🤖 AI Summary
Facing surging application volumes and heightened demands for fairness, this paper proposes an interpretable, fairness-aware university admissions prediction framework. Methodologically, it integrates structured academic records with unstructured personal statement texts; innovatively employs GPT-4 to simulate human annotation of textual features; and combines logistic regression, random forests, deep neural networks, and stacked ensemble models. A fairness auditing mechanism and feature importance visualization are incorporated to jointly optimize predictive performance and decision transparency. Evaluated on over 2,000 real-world applications, the framework achieves a peak accuracy of 91.0% and quantitatively identifies systematic biases attributable to applicant gender and parental education level. It thus provides auditable, actionable fairness monitoring to support equitable admissions decisions.
📝 Abstract
Universities face surging applications and heightened expectations for fairness, making accurate admission prediction increasingly vital. This work presents a comprehensive framework that fuses machine learning, deep learning, and large language model techniques to combine structured academic and demographic variables with unstructured text signals.
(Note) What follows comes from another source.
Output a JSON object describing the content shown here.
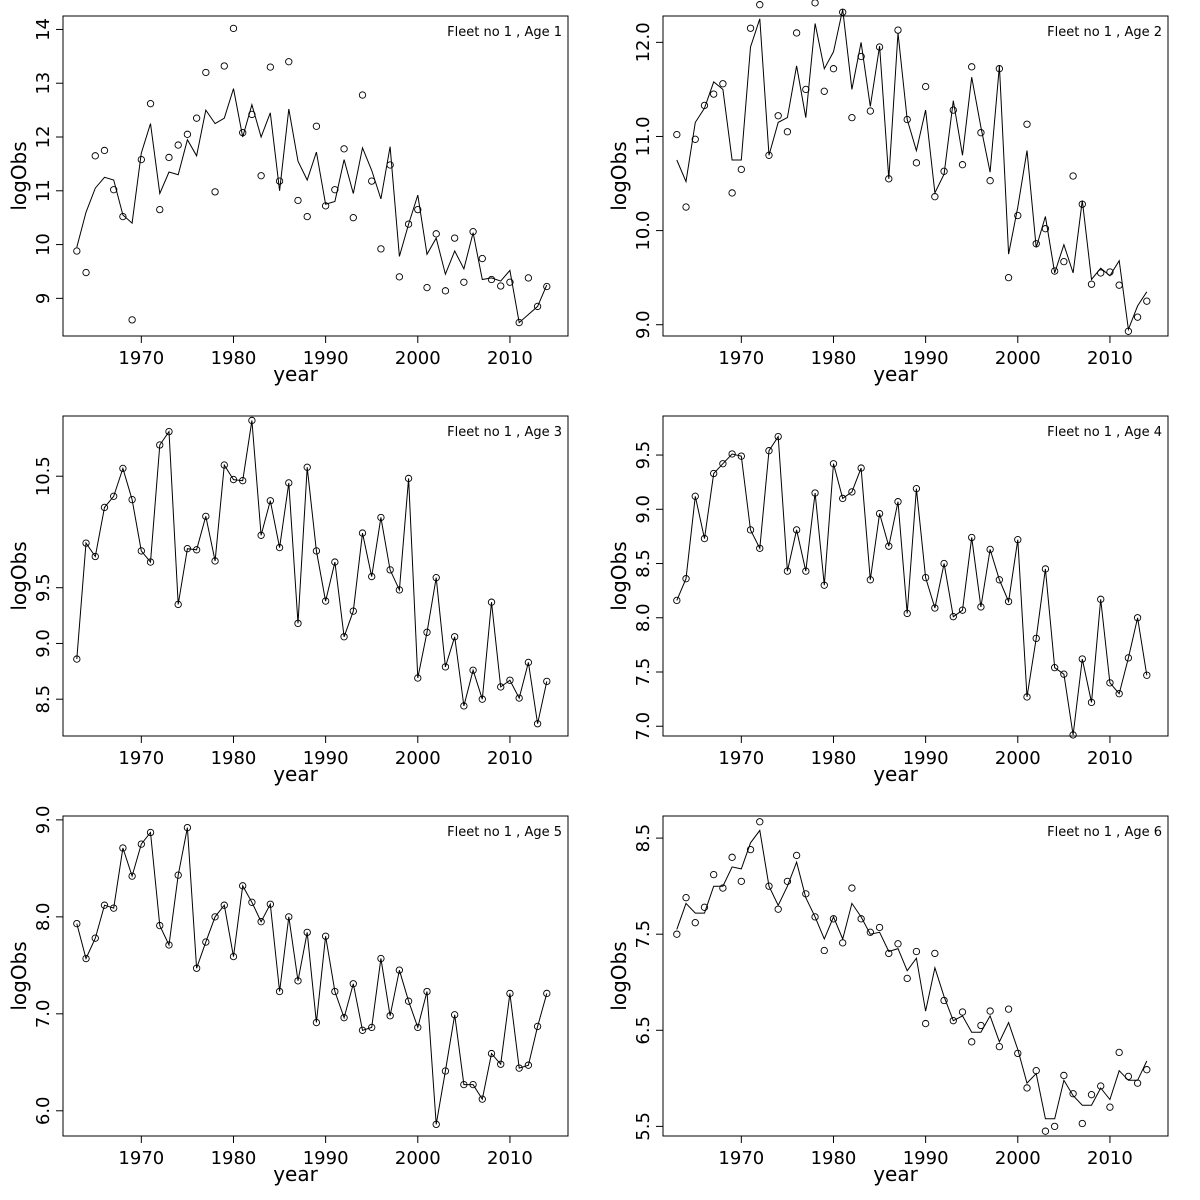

Drawing on more than 2,000 student records, the study benchmarks logistic regression, Naive Bayes, random forests, deep neural networks, and a stacked ensemble. Logistic regression offers a strong, interpretable baseline at 89.5% accuracy, while the stacked ensemble achieves the best performance at 91.0%, with Naive Bayes and random forests close behind. To probe text integration, GPT-4-simulated evaluations of personal statements are added as features, yielding modest gains but demonstrating feasibility for authentic essays and recommendation letters. Transparency is ensured through feature-importance visualizations and fairness audits. The audits reveal a 9% gender gap (67% male vs. 76% female) and an 11% gap by parental education, underscoring the need for continued monitoring. The framework is interpretable, fairness-aware, and deployable.